Yaakov emerges victorious but is left with an injured sinew
in his thigh (which is the reason that it is forbidden to eat the sciatic
nerve of a kosher animal). The angel tells him that his name in the
future will be "Yisrael," signifying that he has prevailed against
man (Lavan) and the supernatural (the angel).
Yaakov and Esav meet and are reconciled, but Yaakov, still fearful of
his brother, rejects Esav's offer that they should dwell together. Shechem,
a Caananite Prince, abducts and violates Dina, Yaakov's daughter.
In return for Dina's hand in marriage, the Prince and his father suggest
that Yaakov and his family intermarry and enjoy the fruits of Caananite
prosperity. Yaakov's sons trick Shechem and his father by
feigning agreement - however, they stipulate that all the
males of the city must undergo bris mila.

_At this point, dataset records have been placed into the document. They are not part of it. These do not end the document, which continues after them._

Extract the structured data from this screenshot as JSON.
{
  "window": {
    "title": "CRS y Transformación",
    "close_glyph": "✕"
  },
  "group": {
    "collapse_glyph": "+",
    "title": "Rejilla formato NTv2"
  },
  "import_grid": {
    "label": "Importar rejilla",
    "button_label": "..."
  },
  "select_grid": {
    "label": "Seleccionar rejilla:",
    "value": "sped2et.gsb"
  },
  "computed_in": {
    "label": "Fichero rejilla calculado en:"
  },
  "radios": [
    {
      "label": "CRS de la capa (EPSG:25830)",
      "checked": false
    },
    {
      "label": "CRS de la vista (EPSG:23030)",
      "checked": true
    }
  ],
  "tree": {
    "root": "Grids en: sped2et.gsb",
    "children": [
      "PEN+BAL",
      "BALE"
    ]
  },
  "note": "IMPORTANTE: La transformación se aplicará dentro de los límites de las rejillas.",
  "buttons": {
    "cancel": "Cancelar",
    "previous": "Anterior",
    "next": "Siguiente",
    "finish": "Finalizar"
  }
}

Shimon and Levi, two of Dina's brothers, enter the town and execute
all the males who were weakened by the circumcision. This action
is justified by the city's tacit complicity in the abduction of their sister.

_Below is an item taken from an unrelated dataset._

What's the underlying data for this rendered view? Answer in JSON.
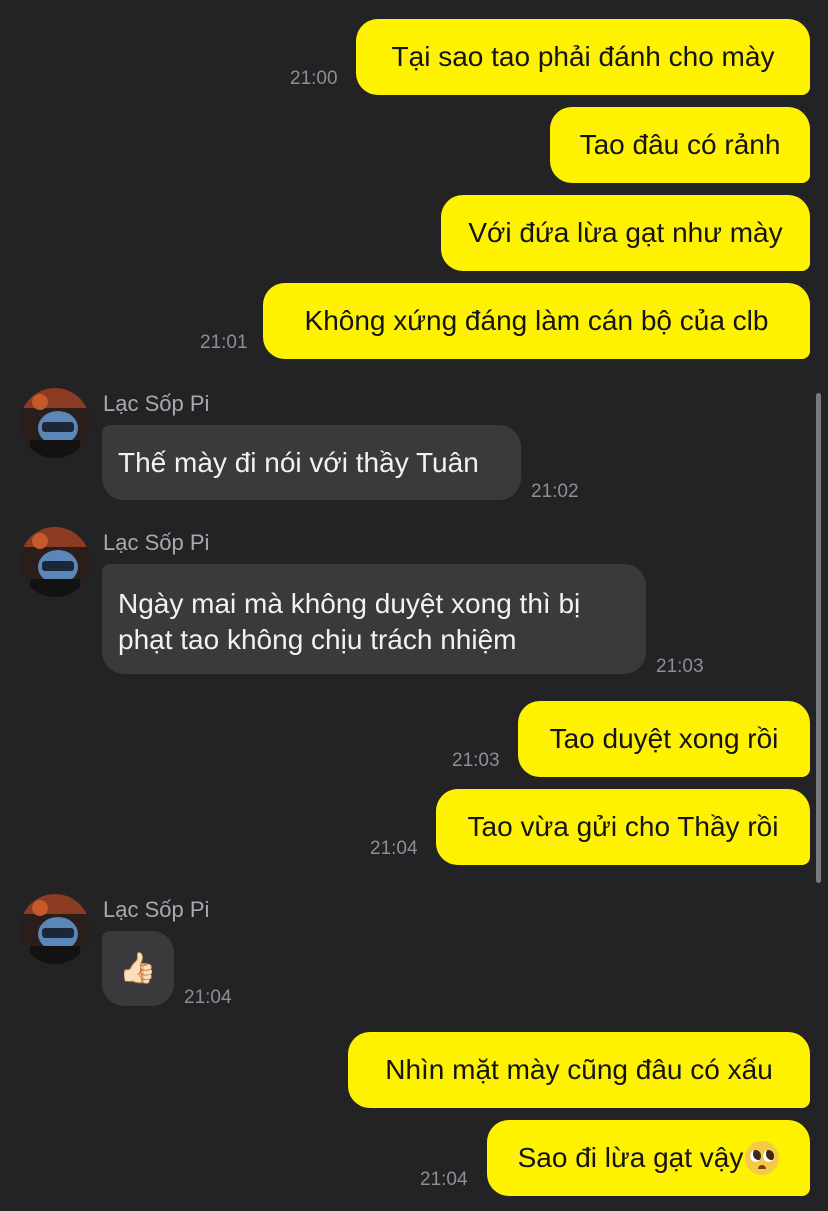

G-d commands Yaakov to go to Beis-El and build an altar.
His mother Rivka's nurse, Devorah, dies and is buried below Beis-El.
G-d appears again to Yaakov, blesses him and changes his name to
Yisrael. While traveling, Rachel goes into labor and gives birth to
Binyamin, the twelfth of the tribes of Israel. She dies in childbirth and is
buried on the Beis Lechem Road. Yaakov builds a monument to her.
Yitzchak passes away at the age of 180 and is buried by his sons.
The Parsha concludes by listing Esav's descendants.